The forest path to the big house seemed much shorter on the way back—or maybe that was because I’d picked up my pace, eager to get back to sift through the box under my arm.

I saw the walk back through Violet’s eyes now. Through
gaps in the trees, I could make out grazing fields beyond the woods, sweeping away toward rolling gray hills on one side, while the woodland thickened on the other. Had she and Ranald ridden down here when she was still mistress of the big house? Did she look back with regret, once she’d been moved out? There were hoof prints here and there, in the dried mud. My fertile imagination immediately provided a chestnut horse, a sidesaddle riding habit, a large hat . . . with a veil?

I was startled out of that particular dream by a pheasant rattling unexpectedly out of the undergrowth and surging straight up into the taller trees. As I squeaked with shock, a couple of rabbits bolted out of the hedge and bounced across the fields, their white tails flashing against the grass.

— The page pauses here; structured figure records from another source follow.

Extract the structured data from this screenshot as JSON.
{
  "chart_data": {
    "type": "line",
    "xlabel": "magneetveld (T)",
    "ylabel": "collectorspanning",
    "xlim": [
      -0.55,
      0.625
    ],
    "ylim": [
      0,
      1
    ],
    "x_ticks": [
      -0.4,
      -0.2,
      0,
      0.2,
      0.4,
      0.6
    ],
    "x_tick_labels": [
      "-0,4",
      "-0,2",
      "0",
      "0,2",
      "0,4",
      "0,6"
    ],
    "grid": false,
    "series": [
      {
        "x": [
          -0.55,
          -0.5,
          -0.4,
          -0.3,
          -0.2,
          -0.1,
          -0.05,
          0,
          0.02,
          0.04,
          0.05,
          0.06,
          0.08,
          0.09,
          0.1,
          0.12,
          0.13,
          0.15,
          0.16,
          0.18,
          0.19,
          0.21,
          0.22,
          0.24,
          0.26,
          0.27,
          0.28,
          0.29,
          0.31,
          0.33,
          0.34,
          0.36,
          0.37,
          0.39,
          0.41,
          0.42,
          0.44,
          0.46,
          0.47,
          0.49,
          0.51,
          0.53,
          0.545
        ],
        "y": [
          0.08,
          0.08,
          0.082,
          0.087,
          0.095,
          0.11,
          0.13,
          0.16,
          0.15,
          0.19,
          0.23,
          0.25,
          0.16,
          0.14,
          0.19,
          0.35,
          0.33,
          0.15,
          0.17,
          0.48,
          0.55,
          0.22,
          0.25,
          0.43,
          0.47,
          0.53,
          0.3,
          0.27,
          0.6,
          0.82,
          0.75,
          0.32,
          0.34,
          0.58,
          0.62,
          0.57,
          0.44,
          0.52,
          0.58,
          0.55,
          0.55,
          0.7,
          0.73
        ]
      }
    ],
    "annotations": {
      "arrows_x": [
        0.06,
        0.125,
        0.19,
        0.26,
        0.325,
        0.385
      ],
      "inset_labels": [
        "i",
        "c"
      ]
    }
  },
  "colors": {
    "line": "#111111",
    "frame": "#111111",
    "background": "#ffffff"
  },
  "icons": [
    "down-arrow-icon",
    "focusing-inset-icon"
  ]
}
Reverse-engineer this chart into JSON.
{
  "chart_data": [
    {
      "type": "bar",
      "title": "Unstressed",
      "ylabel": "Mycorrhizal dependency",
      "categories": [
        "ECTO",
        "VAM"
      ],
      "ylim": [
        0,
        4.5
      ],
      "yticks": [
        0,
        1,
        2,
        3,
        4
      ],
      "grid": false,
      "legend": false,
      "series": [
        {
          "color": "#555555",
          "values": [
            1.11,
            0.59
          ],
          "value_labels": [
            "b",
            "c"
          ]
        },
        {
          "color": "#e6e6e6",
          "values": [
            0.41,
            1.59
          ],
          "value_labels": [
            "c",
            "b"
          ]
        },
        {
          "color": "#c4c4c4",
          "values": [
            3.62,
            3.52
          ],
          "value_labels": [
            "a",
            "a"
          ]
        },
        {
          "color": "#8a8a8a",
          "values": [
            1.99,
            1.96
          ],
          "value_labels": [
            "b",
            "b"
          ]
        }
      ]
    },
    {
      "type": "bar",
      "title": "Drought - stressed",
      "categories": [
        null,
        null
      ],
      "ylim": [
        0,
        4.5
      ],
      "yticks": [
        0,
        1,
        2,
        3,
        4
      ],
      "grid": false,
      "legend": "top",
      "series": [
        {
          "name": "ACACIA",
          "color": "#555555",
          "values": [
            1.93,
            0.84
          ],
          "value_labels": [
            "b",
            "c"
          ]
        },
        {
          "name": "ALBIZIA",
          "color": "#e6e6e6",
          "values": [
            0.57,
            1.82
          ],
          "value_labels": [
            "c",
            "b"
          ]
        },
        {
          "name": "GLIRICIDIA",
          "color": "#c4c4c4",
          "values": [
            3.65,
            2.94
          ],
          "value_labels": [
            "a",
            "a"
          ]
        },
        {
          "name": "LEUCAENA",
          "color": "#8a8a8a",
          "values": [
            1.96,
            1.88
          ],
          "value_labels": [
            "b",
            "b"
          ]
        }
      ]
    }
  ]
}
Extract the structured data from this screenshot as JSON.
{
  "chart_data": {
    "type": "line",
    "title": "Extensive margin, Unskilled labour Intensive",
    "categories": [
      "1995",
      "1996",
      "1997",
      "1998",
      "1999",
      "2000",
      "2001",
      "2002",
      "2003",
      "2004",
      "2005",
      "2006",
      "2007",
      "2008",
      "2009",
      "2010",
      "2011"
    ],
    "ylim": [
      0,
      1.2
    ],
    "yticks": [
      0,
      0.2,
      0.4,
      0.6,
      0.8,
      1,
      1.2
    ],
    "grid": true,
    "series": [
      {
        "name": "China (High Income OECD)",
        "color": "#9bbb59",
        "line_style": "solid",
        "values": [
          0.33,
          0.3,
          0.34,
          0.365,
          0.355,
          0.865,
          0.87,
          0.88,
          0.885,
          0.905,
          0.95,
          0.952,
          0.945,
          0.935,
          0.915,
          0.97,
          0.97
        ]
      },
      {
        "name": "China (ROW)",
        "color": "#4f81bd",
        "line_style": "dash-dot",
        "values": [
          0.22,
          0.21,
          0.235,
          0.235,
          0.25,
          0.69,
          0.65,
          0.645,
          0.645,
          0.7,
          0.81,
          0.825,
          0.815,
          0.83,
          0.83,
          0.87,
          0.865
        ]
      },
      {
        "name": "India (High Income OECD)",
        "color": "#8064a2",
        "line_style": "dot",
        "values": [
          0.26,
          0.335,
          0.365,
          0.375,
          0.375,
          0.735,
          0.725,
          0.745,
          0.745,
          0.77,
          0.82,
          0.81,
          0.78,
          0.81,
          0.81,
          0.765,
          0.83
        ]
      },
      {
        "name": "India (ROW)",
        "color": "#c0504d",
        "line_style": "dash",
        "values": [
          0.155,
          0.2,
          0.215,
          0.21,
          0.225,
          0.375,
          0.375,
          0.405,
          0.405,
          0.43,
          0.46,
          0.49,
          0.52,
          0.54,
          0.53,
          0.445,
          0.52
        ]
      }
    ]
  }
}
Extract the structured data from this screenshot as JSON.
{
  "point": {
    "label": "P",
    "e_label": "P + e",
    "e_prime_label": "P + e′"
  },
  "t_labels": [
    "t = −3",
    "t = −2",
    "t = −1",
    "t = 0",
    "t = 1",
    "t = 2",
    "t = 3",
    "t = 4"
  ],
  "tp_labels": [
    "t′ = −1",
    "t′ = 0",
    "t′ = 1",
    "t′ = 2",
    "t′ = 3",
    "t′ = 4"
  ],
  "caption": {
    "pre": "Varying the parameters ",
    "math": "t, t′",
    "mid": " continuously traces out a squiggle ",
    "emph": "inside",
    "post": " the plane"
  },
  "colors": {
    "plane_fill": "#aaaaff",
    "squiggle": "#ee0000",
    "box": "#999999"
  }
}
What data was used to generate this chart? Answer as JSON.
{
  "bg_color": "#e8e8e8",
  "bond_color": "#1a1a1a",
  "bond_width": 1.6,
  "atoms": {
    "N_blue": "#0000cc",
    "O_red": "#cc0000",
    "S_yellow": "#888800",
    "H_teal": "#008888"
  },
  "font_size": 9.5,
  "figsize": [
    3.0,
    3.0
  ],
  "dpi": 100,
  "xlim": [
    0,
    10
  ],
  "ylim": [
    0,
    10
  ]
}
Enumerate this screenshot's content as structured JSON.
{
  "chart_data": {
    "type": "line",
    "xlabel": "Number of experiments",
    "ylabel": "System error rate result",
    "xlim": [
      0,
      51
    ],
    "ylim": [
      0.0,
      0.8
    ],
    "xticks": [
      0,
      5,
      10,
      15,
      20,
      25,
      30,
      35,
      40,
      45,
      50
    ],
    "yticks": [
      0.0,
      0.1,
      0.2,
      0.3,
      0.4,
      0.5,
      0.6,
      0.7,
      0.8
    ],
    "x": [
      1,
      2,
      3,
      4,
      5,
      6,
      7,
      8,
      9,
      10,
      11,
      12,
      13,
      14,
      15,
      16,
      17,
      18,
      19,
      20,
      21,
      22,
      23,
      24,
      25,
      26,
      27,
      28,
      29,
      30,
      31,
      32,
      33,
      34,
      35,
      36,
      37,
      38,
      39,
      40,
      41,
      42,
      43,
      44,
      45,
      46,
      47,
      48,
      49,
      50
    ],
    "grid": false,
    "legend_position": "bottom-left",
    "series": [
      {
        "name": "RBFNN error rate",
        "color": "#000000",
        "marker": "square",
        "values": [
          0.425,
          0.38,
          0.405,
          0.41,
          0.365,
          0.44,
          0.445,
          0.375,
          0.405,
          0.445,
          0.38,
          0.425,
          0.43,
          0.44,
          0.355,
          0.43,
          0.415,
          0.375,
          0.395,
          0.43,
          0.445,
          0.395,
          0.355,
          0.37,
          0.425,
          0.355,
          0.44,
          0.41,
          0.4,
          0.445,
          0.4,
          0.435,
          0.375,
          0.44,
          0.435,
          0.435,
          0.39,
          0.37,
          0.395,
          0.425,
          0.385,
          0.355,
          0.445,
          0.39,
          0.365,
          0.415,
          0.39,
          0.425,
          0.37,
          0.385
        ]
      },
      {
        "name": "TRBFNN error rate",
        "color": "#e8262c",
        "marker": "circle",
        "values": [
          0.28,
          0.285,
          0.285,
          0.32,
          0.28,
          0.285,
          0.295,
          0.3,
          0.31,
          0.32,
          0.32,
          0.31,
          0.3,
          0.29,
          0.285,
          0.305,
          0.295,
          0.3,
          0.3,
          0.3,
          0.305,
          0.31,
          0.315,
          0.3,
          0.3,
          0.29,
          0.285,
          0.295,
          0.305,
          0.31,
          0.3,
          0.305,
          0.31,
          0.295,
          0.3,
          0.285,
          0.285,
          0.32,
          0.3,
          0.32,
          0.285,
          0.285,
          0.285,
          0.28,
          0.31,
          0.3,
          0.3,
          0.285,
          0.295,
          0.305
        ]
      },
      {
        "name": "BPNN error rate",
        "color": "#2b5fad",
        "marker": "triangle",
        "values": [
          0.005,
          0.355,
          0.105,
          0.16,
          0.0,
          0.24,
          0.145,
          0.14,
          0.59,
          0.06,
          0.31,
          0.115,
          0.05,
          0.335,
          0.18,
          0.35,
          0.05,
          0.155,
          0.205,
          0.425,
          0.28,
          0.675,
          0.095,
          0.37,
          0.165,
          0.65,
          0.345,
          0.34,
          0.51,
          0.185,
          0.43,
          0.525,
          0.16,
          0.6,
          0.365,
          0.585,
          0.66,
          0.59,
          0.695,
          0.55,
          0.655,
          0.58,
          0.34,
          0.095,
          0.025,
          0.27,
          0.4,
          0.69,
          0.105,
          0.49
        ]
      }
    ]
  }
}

I was the anti–Snow White. Wildlife didn’t flock to me so much as make a run for it.

I shouldered my bag and pushed open the wooden gate onto the main track. After a few minutes’ brisk marching, Kettlesheer’s turrets rose up through the trees ahead of me. The sun had set now, though it wasn’t yet dark, and one by one the lights went on in the downstairs windows like friendly beacons guiding me home.

For such a dramatic house, I thought, it had a surprisingly intimate pull. But then I felt like I’d been given a glimpse behind the tapestries, and now I didn’t just see Kettlesheer’s stately rooms, I was starting to see the people who had lived in them.

Inside, the hall was deserted, apart from a pile of post on the dark oak sideboard, a file marked
Cloakrooms
, and the keys to several Land Rovers.

Since there was no one about to herd me back to the junk rooms, I slipped upstairs to leave Violet’s box in my bedroom for later, then get looking for Max’s table.

It took all my self-control to leave the box on the bed and not leap into it, right then and there. But, I reminded myself, Max hadn’t been joking. He would sack me if I didn’t come back with the table, and now was my chance to get a proper poke around without Duncan at my shoulder, waving African hunting horns at me.

I wandered down the passageway, trying not to look directly at the suits of armor lined up against the walls. They were real Scooby-Doo specials, the sort that usually came with narrowed eyes flickering from side to side in the slits, only these had huge medieval swords attached. I wasn’t sure what the obsession with military hardware said about the family. Was there a ruthless streak running deep in the current McAndrews, under their soft English accents?

I shivered, imagining Robert in a boardroom, his eyes flashing with the wild-eyed courage that had once defended the Kettlesheer estate from English—

I caught my own moony reflection in a framed photograph of the staff, circa 1880, and pulled a face. I really had to get a grip.